Daily Dose Of Jazz…

Arthur Stewart Farmer was born August 21, 1928, an hour before his twin brother, in Council Bluffs, Iowa. Their parents, James Arthur Farmer and Hazel Stewart Farmer, divorced when the boys were four, and their steelworker father was killed in a work accident not long after. He moved with his grandfather, grandmother, mother, brother and sister to Phoenix, Arizona when he was still four. He began playing piano while in elementary school, then moved on to bass tuba and violin before settling on cornet and then trumpet at the age of thirteen. He taught himself to read music and practiced his new main instrument, the trumpet.

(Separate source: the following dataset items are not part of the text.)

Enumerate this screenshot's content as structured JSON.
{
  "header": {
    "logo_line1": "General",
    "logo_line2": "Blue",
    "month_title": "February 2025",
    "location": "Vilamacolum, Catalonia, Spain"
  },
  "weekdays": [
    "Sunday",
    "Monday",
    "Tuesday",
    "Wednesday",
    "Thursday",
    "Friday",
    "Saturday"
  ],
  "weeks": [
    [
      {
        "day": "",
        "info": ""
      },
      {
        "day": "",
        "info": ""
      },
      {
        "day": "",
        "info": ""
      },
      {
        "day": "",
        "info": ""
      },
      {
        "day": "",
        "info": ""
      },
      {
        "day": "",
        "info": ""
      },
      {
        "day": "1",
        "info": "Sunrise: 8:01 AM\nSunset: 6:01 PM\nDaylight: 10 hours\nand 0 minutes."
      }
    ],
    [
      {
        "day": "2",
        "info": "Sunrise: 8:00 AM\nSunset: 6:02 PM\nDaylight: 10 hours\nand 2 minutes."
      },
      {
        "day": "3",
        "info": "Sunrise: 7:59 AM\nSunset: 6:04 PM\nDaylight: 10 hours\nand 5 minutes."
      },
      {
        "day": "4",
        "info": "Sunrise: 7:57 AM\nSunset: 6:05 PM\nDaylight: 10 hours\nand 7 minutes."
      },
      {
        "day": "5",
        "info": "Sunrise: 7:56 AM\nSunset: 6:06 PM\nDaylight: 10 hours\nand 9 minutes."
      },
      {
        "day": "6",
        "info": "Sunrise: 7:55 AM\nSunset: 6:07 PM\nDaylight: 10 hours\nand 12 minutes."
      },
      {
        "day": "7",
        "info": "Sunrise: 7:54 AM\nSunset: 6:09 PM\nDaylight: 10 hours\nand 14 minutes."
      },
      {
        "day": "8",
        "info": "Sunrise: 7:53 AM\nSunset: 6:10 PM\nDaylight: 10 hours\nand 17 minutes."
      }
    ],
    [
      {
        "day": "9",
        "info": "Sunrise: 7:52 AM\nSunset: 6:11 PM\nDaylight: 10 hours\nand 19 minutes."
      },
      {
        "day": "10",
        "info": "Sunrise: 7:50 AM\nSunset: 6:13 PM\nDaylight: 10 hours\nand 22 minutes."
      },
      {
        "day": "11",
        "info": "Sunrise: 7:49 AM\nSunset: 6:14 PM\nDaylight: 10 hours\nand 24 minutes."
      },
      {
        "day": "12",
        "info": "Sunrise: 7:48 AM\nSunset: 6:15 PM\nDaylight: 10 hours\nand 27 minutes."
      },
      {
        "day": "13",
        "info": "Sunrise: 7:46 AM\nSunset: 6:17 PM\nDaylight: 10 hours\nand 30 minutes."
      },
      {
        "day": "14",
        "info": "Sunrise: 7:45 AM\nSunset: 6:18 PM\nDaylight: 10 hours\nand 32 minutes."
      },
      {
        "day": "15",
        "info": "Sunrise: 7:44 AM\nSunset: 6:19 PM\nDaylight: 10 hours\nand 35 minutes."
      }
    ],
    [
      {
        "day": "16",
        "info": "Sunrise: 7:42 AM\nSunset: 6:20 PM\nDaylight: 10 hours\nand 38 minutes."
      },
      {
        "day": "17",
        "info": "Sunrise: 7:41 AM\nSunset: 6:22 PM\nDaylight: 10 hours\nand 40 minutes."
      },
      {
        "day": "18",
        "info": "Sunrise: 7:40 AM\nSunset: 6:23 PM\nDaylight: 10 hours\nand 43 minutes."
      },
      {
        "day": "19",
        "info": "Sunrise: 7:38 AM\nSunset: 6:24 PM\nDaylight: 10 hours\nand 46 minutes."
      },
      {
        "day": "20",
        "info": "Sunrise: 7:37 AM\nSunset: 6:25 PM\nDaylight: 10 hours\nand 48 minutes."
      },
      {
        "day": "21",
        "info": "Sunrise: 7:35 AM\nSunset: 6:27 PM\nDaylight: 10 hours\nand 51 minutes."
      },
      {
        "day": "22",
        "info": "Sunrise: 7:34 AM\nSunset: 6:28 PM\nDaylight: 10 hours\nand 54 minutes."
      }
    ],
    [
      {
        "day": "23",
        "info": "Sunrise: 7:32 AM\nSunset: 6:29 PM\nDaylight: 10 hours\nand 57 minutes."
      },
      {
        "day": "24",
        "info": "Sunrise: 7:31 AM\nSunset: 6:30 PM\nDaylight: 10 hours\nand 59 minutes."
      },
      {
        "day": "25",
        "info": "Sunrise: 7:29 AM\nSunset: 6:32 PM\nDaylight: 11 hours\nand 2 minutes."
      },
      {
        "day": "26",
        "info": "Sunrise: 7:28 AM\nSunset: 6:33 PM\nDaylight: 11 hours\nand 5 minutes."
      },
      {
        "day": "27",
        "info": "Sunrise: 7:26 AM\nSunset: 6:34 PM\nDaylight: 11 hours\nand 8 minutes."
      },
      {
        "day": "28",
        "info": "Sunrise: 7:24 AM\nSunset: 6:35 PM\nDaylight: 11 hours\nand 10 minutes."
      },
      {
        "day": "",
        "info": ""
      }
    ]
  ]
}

Farmer and his brother moved to Los Angeles in 1945, attending the music-oriented Jefferson High School where they got music instruction and hung out with other developing musicians such as Sonny Criss, Ernie Andrews, Big Jay McNeely and Ed Thigpen. By sixteen he was playing trumpet professionally, performing in the Horace Henderson, Jimmy Mundy and Floyd Ray bands, among others.

Art left school to tour with a group led by Johnny Otis, but this job lasted for only four months, as Farmer’s lip gave out, becoming lacerated through underdevelopment of his technique. He then received technique training in New York, auditioned unsuccessfully for Dizzy Gillespie and returned to the West Coast in 1948 as a member of Jay McShann’s outfit.

Farmer played and toured with Benny Carter, Wardell Gray, Roy Porter and Gerald Wilson in the early 50s.He would record his first studio session with Big Joe Turner and Pete Johnson, and gained great attention with his piece titled “Farmer’s Market”. He joined Lionel Hampton’s orchestra, toured Europe, became a member of Teddy Charles’ New Directions band, relocated to New York and in 1953, had his first recording session as leader for Prestige titled The Art Farmer Septet.

Over the course of his career he has worked with Quincy Jones, Gigi Gryce, Horace Silver, Gerry Mulligan, Thelonious Monk, and Charles Mingus, appeared on the Steve Allen show, Newport Jazz Festival, and two films – I Want To Live and The Subterraneans. As a member of Jazz at the Philharmonic he toured Europe again, that helped him gain an international reputation. He formed the Jazztet with Benny Golson, assited the careers of McCoy Tyner and Granchan Moncur, appeared in the photo Great Day In Harlem, recorded prolifically and led groups through the Sixties, and took a job in the orchestra pit on Broadway as jobs in jazz dried up.

He would settle in Vienna and divide his time between Europe and New york, revive the Jazztet with Golson, form a quintet with Clifford Jordan as a member, lost 30 pounds, quit smoking and drinking, avoided drugs, performed regularly, was awarded the Austrian Gold Medal of Merit, and was selected as a National Endowment for the Arts Jazz Master in 1999. A few months later on October 4, 1999 bebop trumpeter, flugelhorn and flumpet player and bandleader Art Farmer passed away of a heart attack at his New York Manhattan home. He was 71.